The U.S. Botanic Garden in D.C. was packed with people Thursday all looking to get a peek and a sniff of the 7-foot-one Amorphophallus titanum, better known as the “corpse flower.” The flower had opened overnight and its characteristic smell would be strongest for the first 12-24 hours after opening, the Botanic Garden said.
Devin Dotson, who works for the Botanic Garden, described its stench when it hit peak bloom: “Instead of one dead mouse, think of 20-25 all in a pile, and they’re hot and you’re standing there on top of them. … All in the same room and they all had gone bad at the same point.”
In the wild, the corpse flower can be smelled up to a mile away in its attempt to attract flies.

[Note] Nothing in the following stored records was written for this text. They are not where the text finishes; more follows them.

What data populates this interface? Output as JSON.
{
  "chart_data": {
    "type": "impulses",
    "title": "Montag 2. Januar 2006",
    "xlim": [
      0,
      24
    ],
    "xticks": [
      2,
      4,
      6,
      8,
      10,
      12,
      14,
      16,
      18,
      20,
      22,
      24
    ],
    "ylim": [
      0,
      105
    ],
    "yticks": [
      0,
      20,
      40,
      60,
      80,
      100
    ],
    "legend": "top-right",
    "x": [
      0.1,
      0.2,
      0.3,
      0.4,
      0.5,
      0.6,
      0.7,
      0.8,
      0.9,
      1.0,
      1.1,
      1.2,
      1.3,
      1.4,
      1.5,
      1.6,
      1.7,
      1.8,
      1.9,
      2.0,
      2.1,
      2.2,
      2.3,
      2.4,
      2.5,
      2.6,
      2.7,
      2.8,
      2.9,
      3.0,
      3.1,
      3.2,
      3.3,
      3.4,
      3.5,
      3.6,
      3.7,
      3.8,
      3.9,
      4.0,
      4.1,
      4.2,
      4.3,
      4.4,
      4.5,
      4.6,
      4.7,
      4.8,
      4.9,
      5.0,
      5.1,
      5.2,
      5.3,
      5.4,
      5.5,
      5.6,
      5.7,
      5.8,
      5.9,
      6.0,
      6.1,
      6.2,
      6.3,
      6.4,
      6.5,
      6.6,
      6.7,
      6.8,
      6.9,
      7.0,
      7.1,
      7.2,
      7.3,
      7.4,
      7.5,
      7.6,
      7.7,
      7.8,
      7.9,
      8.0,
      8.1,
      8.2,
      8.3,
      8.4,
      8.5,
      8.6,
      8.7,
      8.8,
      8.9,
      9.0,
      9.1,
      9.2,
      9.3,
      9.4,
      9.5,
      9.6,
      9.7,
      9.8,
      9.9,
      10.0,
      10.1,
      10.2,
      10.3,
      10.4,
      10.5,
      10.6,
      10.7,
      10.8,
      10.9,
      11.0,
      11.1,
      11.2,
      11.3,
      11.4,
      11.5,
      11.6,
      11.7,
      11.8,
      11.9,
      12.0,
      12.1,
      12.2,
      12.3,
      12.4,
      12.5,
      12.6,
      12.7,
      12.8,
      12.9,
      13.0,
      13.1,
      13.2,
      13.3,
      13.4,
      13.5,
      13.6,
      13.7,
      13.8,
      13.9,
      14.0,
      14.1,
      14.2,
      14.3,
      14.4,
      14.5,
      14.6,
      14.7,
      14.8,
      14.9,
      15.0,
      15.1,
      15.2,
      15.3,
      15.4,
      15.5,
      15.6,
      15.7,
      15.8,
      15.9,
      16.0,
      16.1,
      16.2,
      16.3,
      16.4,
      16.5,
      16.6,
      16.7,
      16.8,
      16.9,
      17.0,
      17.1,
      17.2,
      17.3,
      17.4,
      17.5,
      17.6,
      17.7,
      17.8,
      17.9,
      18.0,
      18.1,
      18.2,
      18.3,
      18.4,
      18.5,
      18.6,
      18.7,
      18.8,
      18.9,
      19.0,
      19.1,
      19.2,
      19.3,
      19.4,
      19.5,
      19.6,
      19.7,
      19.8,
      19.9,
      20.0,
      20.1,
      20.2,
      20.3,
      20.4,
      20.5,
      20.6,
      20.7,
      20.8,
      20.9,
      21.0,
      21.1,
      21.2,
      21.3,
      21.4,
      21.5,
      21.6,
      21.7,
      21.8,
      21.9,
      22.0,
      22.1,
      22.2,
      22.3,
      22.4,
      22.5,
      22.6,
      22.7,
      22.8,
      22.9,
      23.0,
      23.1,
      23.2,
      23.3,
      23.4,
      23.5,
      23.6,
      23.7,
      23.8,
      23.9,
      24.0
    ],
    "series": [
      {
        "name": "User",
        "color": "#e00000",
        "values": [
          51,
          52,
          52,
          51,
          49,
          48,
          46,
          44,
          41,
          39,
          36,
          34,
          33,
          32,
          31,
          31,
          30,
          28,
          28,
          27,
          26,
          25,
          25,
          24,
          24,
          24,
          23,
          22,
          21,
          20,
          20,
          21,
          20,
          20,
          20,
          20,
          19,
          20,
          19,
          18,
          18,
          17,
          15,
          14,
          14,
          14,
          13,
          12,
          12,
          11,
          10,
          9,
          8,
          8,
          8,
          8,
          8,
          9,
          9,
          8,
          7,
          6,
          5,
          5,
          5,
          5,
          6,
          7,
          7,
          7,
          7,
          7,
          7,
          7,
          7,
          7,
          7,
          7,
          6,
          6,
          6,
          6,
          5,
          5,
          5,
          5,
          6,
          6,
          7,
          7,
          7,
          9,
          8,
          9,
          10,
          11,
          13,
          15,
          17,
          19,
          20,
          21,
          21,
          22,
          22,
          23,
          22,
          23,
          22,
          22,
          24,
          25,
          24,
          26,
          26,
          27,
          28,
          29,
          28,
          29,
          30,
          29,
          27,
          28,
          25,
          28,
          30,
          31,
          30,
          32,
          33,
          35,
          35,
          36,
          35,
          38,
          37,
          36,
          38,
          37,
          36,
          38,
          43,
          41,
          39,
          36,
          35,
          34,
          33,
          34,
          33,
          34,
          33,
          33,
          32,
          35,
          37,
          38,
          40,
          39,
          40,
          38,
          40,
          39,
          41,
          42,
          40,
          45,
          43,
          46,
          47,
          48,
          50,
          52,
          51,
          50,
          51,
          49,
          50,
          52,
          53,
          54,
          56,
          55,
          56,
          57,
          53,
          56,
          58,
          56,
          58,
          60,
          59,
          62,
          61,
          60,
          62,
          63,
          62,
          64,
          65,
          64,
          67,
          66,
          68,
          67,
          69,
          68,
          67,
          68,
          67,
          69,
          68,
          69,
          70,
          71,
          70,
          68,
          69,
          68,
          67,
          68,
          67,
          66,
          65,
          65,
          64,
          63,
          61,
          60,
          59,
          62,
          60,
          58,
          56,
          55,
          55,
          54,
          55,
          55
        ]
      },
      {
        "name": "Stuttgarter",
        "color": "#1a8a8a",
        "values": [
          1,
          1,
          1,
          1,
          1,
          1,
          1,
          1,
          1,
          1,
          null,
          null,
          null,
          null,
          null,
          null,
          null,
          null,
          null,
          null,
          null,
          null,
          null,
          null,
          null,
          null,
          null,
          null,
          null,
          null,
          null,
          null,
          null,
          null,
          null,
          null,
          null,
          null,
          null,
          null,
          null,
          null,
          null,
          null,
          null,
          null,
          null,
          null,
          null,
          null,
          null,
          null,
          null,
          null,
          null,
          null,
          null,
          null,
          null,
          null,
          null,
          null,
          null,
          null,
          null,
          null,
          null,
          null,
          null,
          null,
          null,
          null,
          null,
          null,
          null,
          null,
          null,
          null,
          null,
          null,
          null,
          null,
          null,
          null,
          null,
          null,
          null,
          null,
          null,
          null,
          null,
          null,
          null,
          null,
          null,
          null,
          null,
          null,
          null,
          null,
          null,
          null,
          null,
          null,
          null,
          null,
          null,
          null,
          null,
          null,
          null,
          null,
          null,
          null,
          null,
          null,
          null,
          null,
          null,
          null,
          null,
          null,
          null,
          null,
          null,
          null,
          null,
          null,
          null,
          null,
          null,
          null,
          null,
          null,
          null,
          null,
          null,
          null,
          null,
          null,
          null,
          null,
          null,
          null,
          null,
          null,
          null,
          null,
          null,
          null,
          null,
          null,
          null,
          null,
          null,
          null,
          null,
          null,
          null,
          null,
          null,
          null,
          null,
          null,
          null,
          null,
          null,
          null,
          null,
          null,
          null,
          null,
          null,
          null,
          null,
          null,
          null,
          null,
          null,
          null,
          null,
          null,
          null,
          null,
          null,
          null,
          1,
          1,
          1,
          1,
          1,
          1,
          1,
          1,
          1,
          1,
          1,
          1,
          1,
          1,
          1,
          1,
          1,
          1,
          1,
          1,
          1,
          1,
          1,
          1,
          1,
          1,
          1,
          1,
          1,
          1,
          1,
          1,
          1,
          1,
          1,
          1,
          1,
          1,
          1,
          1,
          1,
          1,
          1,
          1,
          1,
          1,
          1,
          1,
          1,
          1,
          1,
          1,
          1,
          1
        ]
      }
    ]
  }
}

“It’s all about pollination,” said Dotson. “They are doing the smell, they are doing the opening here to try to attract the pollinators.”
Dotson said the Botanic Garden has 35 corpse flowers but there are less than 1,000 of the endangered plants in the wild.
While tourists stood in line waiting to get a good look at the corpse flower, a lot of them tried to name that smell.
“It smells sort of like a dead fish. Sort of like a weird, off garbage smell,” said visitor Stephanie Jackson. Her friend Andy thought it smelled more like a dead bird.
John Winters traveled with his family from Ohio. He took one sniff of the Indonesian plant and told WTOP: “It smells like cat urine.”
Kayla and Grace Allicino were in D.C. on vacation along with their father. The sisters from New York couldn’t have been more different in the way they interacted with the corpse flower.
Kayla took a big smell and said: “Smells like meat, like rotting meat.”
When WTOP asked Grace to describe the smell, she laughed and said, “I refuse to smell it. I’m breathing out of my mouth.”